I did hear from many of my friends that the Moderna shot was much worst and they had to stay home for two days after the second dose.
If you have a choice, take the Pfizer or J&J vaccines.
We Stopped at Resort World Casino on the way home.
Our New Fencing Club Almost Completed Renovation
All Packed and Ready to Move...
I look forward in three weeks time to a return trip and receive my second dose. If the weather cooperates, I would probably make some stops just to breakup the long drive. When we used to make this trip when my kids were attending SUNY Binghamton, we would often stop near Monticello. It was about midway.

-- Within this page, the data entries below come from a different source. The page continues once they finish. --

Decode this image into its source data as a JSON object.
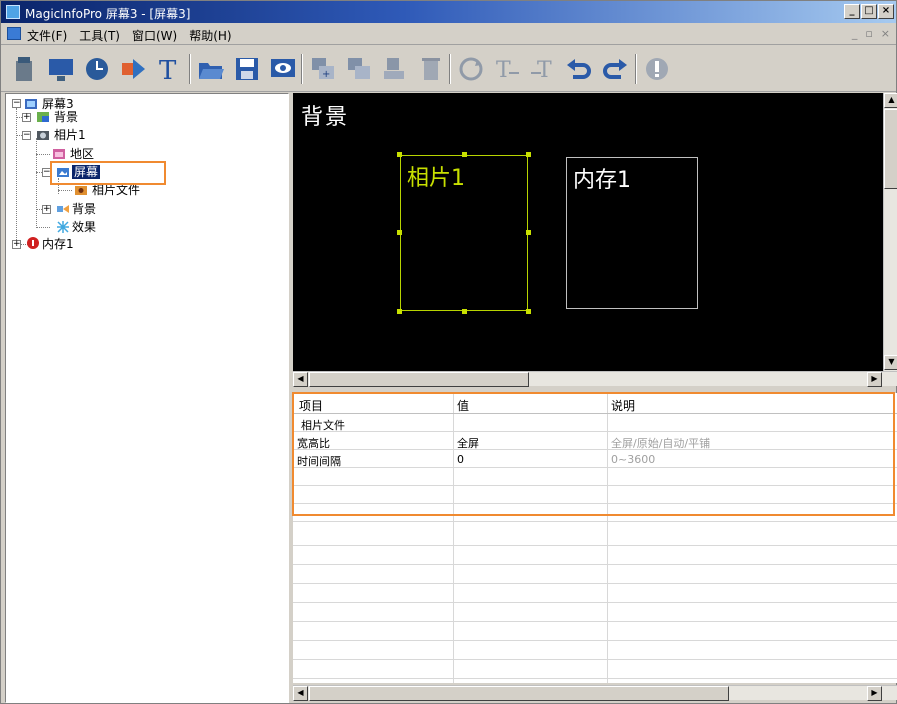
{
  "window": {
    "title": "MagicInfoPro 屏幕3 - [屏幕3]",
    "controls": [
      "_",
      "□",
      "×"
    ]
  },
  "menubar": {
    "items": [
      "文件(F)",
      "工具(T)",
      "窗口(W)",
      "帮助(H)"
    ],
    "mdi_controls": [
      "_",
      "▫",
      "×"
    ]
  },
  "toolbar": {
    "buttons": [
      "new-screen",
      "monitor",
      "clock",
      "transfer",
      "text",
      "open-folder",
      "save",
      "preview",
      "add-layer",
      "copy-layer",
      "stamp",
      "delete",
      "refresh",
      "text-align-left",
      "text-align-right",
      "undo",
      "redo",
      "info"
    ]
  },
  "tree": {
    "root": "屏幕3",
    "nodes": [
      {
        "label": "背景",
        "level": 1
      },
      {
        "label": "相片1",
        "level": 1
      },
      {
        "label": "地区",
        "level": 2
      },
      {
        "label": "屏幕",
        "level": 2,
        "selected": true
      },
      {
        "label": "相片文件",
        "level": 3
      },
      {
        "label": "背景",
        "level": 2
      },
      {
        "label": "效果",
        "level": 2
      },
      {
        "label": "内存1",
        "level": 1
      }
    ]
  },
  "canvas": {
    "background_label": "背景",
    "photo_label": "相片1",
    "memory_label": "内存1",
    "accent_color": "#c8e000"
  },
  "grid": {
    "headers": [
      "项目",
      "值",
      "说明"
    ],
    "rows": [
      {
        "item": "相片文件",
        "value": "",
        "desc": ""
      },
      {
        "item": "宽高比",
        "value": "全屏",
        "desc": "全屏/原始/自动/平铺"
      },
      {
        "item": "时间间隔",
        "value": "0",
        "desc": "0~3600"
      }
    ]
  },
  "highlight_color": "#f08a30"
}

With my doses of the vaccine, I am hoping to return to fencing practice. I took a hiatus during the second wave. We are working to renovate a new fencing facility midtown.
Our expectation is to complete by Mid March, just in time for my second dose to be administered.

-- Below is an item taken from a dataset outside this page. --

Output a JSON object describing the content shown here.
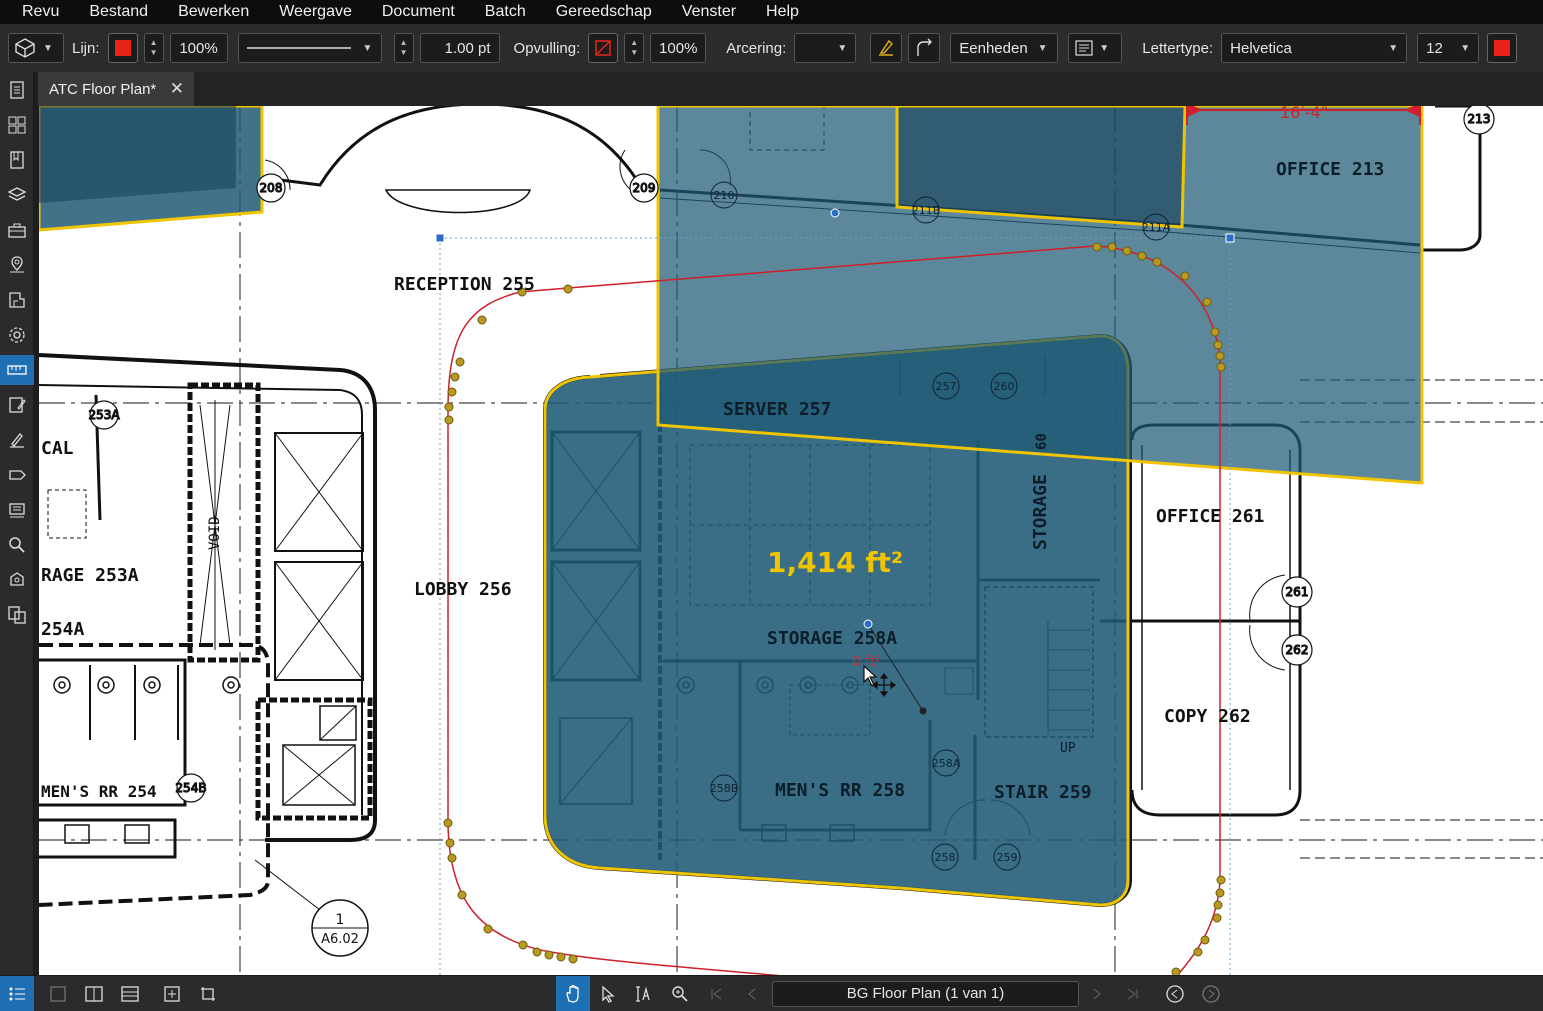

This content is accurate and true to the best of the author’s knowledge and is not meant to substitute for formal and individualized advice from a qualified professional.
© 2021 Jack Lee
Jack Lee (author) from Yorktown NY on February 24, 2021:
I have heard some of the death count were mis labelled. Apparently, for some hospitals and nursing homes, a covid death will bring more revenue to their facility. However, I have heard enough first and second hand anecdotes that this virus is very real and deadly. Better be safe than sorry. On any given year, we do get approx. 50,000 death due to the flu. Some years worst than others...
The Logician on February 24, 2021:
Jack, do you really believe the real covid mortality number is over 500,000!
Check the total annual mortality data in the US for 2019 and compare it to the total mortality data for 2020. If the Covid Virus has had such a devastating effect you should see at least hundreds of thousands of deaths more than last years total mortality data. Right? The annual Data doesn’t ever change by more than a few thousand year to year. So 2020 should have been way over the norm by hundreds of thousands - not a chance because most of the Covid deaths reported were actually deaths that would have occurred with or without Covid!
Jack Lee (author) from Yorktown NY on February 24, 2021:
Liz, everything about this new virus seems to be unknown. We don't know for sure the incubation period, we don't know why some are super spreaders, we don't know if wearing masks is helpful, we don't know why some are asymptomatic, we don't know where it originated or how? It seems the "experts" are just flying by the seat of their pants. I am just going to use common sense and follow my good instincts.
Liz Westwood from UK on February 24, 2021:
This is an interesting account of your experience. In the UK, quite early on the decision was taken to extend the gap between jabs. That way more can get the first injection. History will show whether this was the right decision.